What fills you with wondering? Do you feel like you need an answer for everything? Does your wondering leave you with doubts? There is hope in wondering.
A Sense of Wondering
Pastor Ben opened his message “Hope in Wondering” with a story about an interview he had with a church, just after he graduated from Seminary. He described how he answered “I don’t know” to a question. Ben answered that some scholars hold this opinion, others that one, but at the end of the day, it’s a bit of a mystery. A member of the interview committee wasn’t happy with that answer. He thought that someone who had just spent a few years studying, and gaining an advanced degree, ought to know everything. It seems that he wasn’t cool with a sense of wondering.
Wondering About Faith
I know from my own conversations with people in ministry, friends, relatives, and coworkers that there’s this expectation of knowing. As Christians, we’re supposed to just know stuff. Otherwise, how could we possibly believe what we believe. We know there are certain mysteries in the Bible, and traditions of our faith, but sometimes we can feel like a bit of a failure when we want to answer, “I don’t know.” That feeling can leave you wondering.
There are some really good reasons for wondering!
For one, the Bible is a pretty big book. There are 1,189 chapters that amount to 31,173 verses of Ancient Narratives, Hebrew Poetry, Letters, and, not least, Old Testament and New Testament Prophecy. That’s a lot to have complete and total handle on, right?
There’s the problem of evil in the world. There are senseless tragedies. Then there’s the question about how do faith and science relate to one another. Maybe, like Pastor Ben, you “wonder about a whole lotta stuff.”
Hope in Wondering
There is hope in that wondering. Curiosity is good. Doubts are fine. It doesn’t make you a failure, it makes you a Christian in our present state.

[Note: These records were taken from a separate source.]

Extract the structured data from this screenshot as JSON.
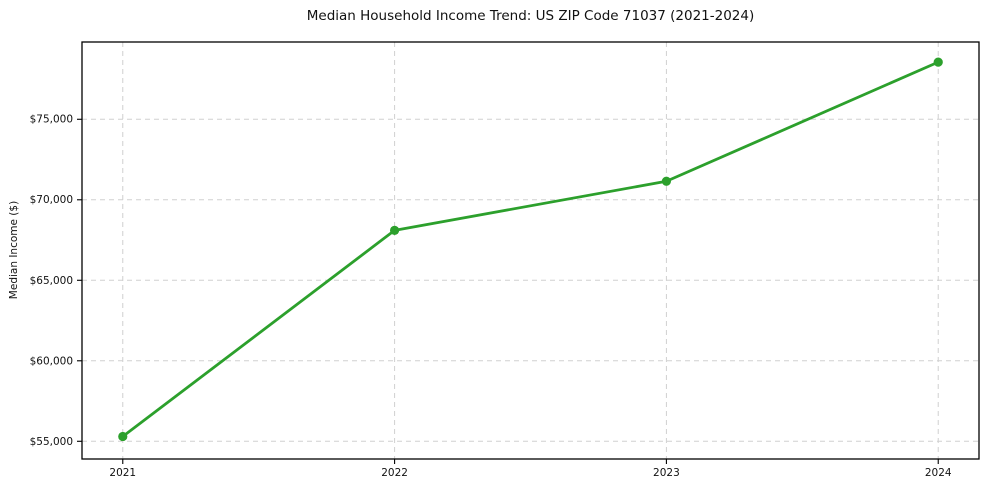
{
  "chart_data": {
    "type": "line",
    "title": "Median Household Income Trend: US ZIP Code 71037 (2021-2024)",
    "xlabel": "",
    "ylabel": "Median Income ($)",
    "x": [
      2021,
      2022,
      2023,
      2024
    ],
    "x_tick_labels": [
      "2021",
      "2022",
      "2023",
      "2024"
    ],
    "series": [
      {
        "name": "Median Household Income",
        "values": [
          55300,
          68100,
          71150,
          78550
        ]
      }
    ],
    "y_ticks": [
      55000,
      60000,
      65000,
      70000,
      75000
    ],
    "y_tick_labels": [
      "$55,000",
      "$60,000",
      "$65,000",
      "$70,000",
      "$75,000"
    ],
    "xlim": [
      2020.85,
      2024.15
    ],
    "ylim": [
      53900,
      79800
    ],
    "grid": true,
    "grid_style": "dashed",
    "legend": false,
    "colors": {
      "line": "#2ca02c",
      "marker": "#2ca02c",
      "grid": "#d0d0d0",
      "spine": "#000000",
      "text": "#111111",
      "background": "#ffffff"
    }
  }
}
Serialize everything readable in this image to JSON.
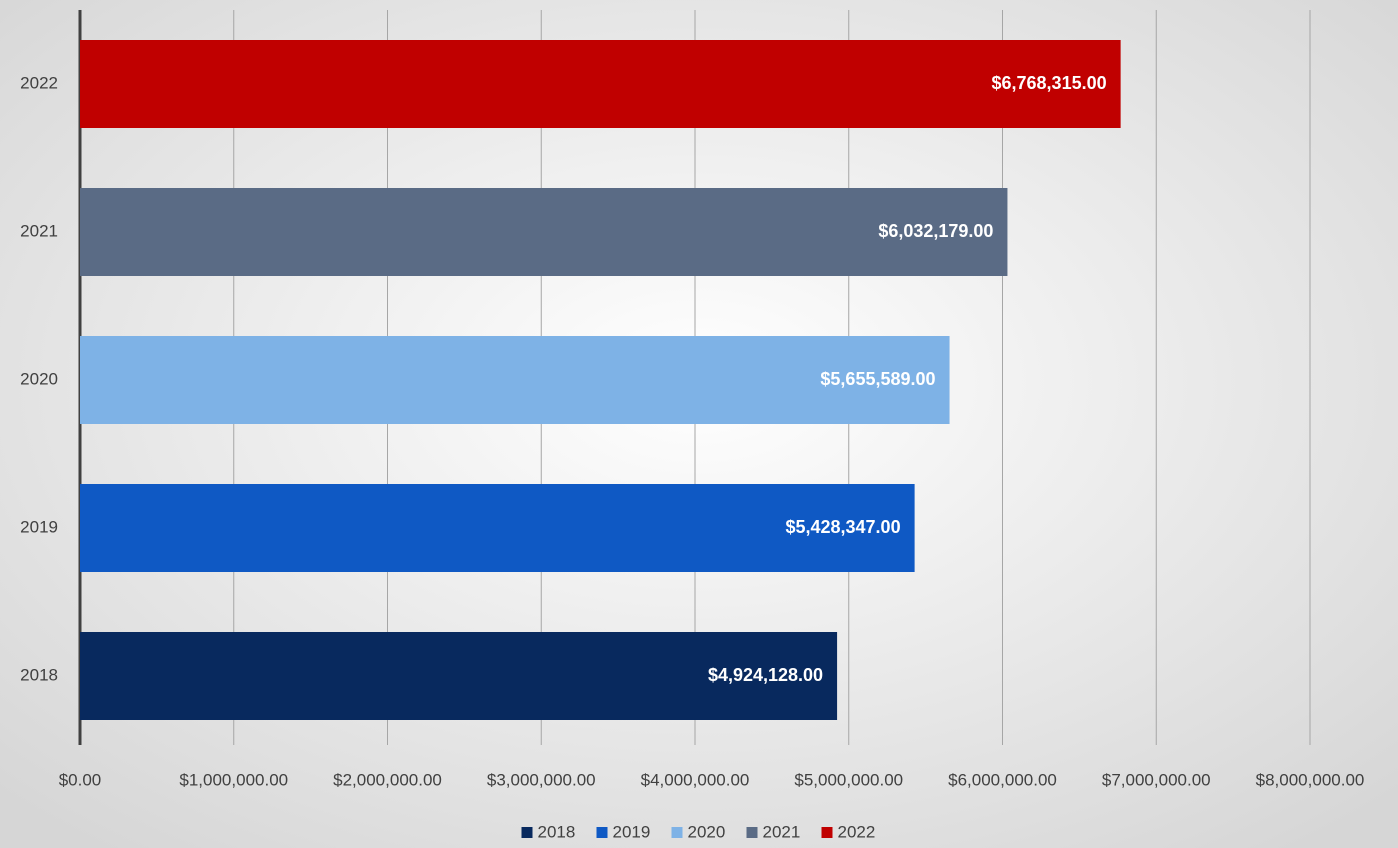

Even though we are people of faith, we tend to think that the life we live now is what there is. But Paul writes in 1 Corinthians 13:8-12, specifically in verse 8b, “But where there are prophecies, they will cease; where there are tongues, they will be stilled; where there is knowledge, it will pass away.” Our present state is not the completeness of the Kingdom. We are in a present state of wondering what we will know in the Kingdom to come.
For now, there are going to be mysteries, and things we aren’t going to know, and that’s ok because there is a time coming when those questions will be answered. You’re not alone in that wondering.
In 1962 Karl Barth, the Swiss Professor and Reformed Theologian, visited the United States. At a question and answer session, after a lecture, someone asked him if he could summarize his entire life’s work in theology in one sentence. Barth, professor, author, and most influential Reformed theologian of the 20th century, thought about the question for a while. Do you know what he said?
“Jesus loves me, this I know, for the Bible tells me so.”